Last week I described a nasty situation. My program to query all Half-Life 2 servers used 50 threads and 500MB of RAM. Today I’m going to discuss the solution I used toward making it more efficient.
First, I observed sslice‘s solution. He had a Python script which spawned two threads: one sent packets, and the other received. His Python script with far less overhead also completed in five minutes. I was doing something wrong.
However, I couldn’t just use his solution outright. He was only querying A2S_INFO which sends one reply, so there was a cheap shortcut: thread 1 pumped a single socket socket full of packets, and thread 2 polled the same socket for replies. We needed to add multiple successive queries into the fray, which means storing state information about each IP:Port being handled.
That was the first part of the solution. I took the netcode and moved it into an object, CQueryState, whose member variables were essentially the stack variables for the thread function. Then I converted the code to be state-based. “Flattening” such code was a tedious process.

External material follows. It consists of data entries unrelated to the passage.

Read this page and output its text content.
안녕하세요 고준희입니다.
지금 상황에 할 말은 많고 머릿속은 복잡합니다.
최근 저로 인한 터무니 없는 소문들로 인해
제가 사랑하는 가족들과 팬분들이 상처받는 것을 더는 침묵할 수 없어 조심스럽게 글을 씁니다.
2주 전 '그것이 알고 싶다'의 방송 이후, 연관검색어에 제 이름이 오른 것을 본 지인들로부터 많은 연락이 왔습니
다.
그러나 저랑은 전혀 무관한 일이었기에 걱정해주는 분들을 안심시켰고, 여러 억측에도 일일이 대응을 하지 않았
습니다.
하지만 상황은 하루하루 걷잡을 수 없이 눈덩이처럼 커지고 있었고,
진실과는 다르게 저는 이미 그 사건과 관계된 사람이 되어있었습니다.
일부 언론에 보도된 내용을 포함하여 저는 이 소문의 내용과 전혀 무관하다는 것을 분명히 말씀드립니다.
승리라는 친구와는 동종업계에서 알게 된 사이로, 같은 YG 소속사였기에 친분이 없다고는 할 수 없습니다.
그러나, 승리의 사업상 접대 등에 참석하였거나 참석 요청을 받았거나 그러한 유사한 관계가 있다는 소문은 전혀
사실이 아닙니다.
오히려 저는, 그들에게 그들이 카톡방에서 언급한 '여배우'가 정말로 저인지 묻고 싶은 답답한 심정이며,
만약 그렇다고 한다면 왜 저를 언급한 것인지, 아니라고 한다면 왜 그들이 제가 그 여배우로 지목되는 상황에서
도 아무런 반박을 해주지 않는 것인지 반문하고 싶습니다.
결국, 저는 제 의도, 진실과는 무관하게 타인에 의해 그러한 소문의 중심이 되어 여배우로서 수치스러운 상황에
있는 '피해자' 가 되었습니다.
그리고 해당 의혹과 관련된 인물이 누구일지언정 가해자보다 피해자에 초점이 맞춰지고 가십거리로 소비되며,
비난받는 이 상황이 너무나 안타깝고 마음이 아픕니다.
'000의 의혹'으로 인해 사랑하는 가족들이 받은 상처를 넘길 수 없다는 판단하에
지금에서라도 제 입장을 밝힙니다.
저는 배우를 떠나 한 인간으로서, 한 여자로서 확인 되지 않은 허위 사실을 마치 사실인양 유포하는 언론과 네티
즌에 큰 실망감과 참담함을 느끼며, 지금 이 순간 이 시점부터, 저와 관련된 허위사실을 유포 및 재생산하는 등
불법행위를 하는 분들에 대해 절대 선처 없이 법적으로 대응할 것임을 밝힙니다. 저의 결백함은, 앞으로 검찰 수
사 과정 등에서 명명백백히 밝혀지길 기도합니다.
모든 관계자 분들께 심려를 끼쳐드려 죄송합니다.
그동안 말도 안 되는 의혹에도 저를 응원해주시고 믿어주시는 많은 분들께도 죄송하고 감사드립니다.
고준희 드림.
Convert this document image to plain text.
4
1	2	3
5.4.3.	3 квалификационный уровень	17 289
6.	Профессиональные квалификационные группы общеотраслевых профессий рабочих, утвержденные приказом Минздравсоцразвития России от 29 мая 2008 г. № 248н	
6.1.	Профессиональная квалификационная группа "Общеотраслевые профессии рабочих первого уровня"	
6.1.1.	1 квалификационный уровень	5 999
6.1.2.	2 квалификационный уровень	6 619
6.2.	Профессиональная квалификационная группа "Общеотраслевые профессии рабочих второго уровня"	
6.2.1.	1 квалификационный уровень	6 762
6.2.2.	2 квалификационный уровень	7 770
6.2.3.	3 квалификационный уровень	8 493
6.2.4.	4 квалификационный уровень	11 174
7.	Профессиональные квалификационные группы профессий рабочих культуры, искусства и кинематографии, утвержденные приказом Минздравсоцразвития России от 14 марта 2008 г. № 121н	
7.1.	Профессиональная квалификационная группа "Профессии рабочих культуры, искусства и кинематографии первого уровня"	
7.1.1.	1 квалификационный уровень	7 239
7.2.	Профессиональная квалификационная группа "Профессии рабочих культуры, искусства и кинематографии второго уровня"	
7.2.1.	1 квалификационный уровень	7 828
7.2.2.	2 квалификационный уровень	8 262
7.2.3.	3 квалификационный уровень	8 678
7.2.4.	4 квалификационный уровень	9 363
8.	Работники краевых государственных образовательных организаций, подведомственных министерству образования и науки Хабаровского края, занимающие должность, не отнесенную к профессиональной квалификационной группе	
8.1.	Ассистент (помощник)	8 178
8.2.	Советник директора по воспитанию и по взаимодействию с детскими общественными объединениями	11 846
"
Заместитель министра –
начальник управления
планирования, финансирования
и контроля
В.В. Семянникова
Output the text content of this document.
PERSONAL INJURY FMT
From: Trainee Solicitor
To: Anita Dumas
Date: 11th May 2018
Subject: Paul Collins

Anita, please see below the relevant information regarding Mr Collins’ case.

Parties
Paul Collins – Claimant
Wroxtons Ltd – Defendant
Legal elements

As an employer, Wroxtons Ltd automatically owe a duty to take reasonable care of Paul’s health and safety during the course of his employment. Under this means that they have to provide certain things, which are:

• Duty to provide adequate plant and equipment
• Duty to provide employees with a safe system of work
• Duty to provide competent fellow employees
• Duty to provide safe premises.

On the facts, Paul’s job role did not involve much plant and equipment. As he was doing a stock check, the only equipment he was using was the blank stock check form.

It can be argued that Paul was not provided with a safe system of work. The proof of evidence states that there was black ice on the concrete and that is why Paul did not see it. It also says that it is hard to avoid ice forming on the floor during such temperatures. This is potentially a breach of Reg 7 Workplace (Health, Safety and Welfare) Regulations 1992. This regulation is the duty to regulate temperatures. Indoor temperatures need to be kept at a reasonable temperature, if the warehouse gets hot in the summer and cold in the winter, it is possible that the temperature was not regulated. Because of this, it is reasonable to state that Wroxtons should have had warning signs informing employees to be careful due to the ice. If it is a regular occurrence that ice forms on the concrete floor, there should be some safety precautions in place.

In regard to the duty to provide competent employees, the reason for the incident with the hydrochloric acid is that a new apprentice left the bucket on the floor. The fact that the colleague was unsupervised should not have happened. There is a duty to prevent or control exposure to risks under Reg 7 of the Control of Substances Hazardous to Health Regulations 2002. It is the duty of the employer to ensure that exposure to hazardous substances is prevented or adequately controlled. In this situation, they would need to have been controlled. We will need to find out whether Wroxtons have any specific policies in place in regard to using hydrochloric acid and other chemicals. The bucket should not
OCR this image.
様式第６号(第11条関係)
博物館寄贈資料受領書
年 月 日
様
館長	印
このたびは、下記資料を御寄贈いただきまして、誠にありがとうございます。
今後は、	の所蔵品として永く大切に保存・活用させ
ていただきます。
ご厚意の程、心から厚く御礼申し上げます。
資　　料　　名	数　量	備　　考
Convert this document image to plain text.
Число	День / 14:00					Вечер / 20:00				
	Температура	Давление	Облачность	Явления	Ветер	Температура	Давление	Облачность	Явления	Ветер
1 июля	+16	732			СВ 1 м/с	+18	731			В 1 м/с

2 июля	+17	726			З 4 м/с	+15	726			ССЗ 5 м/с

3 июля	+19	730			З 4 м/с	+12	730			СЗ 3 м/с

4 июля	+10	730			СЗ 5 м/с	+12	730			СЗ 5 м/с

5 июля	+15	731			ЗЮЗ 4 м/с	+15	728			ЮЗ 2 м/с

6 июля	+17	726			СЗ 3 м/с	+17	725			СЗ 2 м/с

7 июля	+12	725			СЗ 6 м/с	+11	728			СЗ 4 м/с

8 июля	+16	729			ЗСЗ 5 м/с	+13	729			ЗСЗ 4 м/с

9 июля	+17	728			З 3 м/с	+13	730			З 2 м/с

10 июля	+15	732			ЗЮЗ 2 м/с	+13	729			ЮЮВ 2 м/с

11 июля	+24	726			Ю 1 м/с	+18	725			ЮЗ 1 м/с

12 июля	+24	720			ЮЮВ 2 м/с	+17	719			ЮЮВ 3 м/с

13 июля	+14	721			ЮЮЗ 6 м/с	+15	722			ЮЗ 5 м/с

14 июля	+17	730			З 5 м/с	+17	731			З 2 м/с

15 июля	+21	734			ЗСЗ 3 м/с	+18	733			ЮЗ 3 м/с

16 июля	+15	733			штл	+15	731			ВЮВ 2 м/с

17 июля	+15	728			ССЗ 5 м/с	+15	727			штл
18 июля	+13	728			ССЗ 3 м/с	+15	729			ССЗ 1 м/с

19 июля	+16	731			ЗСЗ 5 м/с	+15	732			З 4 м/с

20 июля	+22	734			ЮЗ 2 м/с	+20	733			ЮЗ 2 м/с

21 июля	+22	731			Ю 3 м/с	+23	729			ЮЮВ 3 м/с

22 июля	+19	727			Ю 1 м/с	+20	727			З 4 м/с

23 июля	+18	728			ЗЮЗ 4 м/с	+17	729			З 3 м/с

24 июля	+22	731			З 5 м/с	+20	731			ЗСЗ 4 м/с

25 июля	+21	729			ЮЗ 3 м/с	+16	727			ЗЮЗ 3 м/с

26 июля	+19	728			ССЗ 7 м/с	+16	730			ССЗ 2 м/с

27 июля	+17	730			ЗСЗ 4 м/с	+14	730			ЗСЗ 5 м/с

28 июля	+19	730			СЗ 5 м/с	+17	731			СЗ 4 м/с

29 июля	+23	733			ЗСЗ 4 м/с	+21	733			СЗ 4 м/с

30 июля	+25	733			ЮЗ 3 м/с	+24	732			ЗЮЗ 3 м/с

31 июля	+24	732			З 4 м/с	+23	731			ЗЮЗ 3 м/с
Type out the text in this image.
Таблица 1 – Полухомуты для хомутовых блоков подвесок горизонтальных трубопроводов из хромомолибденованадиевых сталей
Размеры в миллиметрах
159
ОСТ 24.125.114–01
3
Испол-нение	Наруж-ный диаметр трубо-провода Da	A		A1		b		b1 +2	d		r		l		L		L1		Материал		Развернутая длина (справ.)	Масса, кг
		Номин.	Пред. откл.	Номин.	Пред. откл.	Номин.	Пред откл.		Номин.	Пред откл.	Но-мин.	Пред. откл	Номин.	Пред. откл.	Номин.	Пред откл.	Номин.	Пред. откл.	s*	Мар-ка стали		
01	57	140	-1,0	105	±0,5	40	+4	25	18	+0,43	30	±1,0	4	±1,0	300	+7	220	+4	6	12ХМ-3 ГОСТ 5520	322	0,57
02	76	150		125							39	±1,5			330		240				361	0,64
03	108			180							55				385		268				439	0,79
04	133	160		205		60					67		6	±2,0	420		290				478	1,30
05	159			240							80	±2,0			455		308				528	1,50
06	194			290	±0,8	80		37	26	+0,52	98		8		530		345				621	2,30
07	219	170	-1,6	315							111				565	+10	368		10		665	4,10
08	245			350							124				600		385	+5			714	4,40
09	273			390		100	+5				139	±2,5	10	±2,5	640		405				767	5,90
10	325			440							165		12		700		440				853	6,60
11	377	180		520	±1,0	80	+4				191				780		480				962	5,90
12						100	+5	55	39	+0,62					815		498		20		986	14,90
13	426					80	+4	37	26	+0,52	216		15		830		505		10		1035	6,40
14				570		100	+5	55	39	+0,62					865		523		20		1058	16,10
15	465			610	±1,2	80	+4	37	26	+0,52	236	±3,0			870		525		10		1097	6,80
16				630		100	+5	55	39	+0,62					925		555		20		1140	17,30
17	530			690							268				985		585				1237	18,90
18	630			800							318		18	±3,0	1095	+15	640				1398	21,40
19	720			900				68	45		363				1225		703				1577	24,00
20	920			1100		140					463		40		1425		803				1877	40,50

Pseudo-code of per-thread state machine model:
FUNCTION PROCESS_SERVER SEND A WAIT 2 SECONDS RECV B SEND C WAIT 2 SECONDS RECV D END
Pseudo-code of object-per-state-machine model:
FUNCTION CQueryState::ProcessState IF STATE == SEND_A SEND A SENT_TIME = CURRENT_TIME STATE = RECV_B ELSE IF STATE == RECV_B IF RECV B STATE = SEND_C ELSE IF CURRENT_TIME - SENT_TIME >= 1 SECOND STATE = GET_NEW_SERVER END IF ELSE IF STATE == SEND_C SEND C SENT_TIME = CURRENT_TIME STATE = RECV_D END IF END
With the overhead of threads gone, I had to tackle how to actually process these objects. sslice‘s model was to have one thread for processing sends, and one thread for processing receives. Porting that to multiple send/receive states felt complicated, and the sending thread spent most of its time sleeping (to avoid overflowing the UDP queue).
The solution I chose was to simulate threading. As each state machine was non-blocking, it was feasible to process a huge number of them at a time, sleep for a short period of time, then process again. The new algorithm became:
- Loop through every CQueryState object:
- Process the state.
- If the state is “done,” push the object into a processing queue, and in its place, put the next server we need to query.
- Sleep for 1ms or so. This adds some needed delay time into the system’s packet processing.
- Go back to step 1.
- Meanwhile, a separate thread processes completed state objects.
I defaulted to 150 state objects. With 1ms of delay in between frames (a frame being a processing of all state objects), querying 35,000 servers resulted in the following results:
- Memory usage was reduced from 500MB to about 20MB at most.
- Completion time was reduced from around 330 seconds to 90 seconds (including statistics computation+uploading). The Half-Life 1 version was reduced from around to 150 seconds.
- Disk usage reduced from ~70MB to 0 bytes.
- Thread count was reduced from 50 to 1 (State machines get pushed and popped from a separate thread to handle BZ2 decompression of packets).
- False negatives (detecting alive servers as dead) were reduced from about 4,000 to around 250.
- The Perl text processor was completely eliminated.
The solution of converting each thread to a “mini-thread,” and simulating each mini-thread every few microseconds, was an astounding success. I don’t think I’ve ever experienced such improvements in a programming project before; nor will I likely again, since in retrospect, the original design was extremely flawed. I’ve chalked this incident up to “learning by experience.”
Other notes: In the current program, I used one socket per state object. It’s probably feasible to rework this to use one socket, but it’d be a lot more work and memory to map the incoming packets back to viable state objects. The other interesting suggestion on IRC was by OneEyed, who suggested creating N sockets, then select()ing on them to see which ones have changed (and thus will have a viable state transition). It sounds feasible, but I have not tried it yet (nor can I see any huge benefits).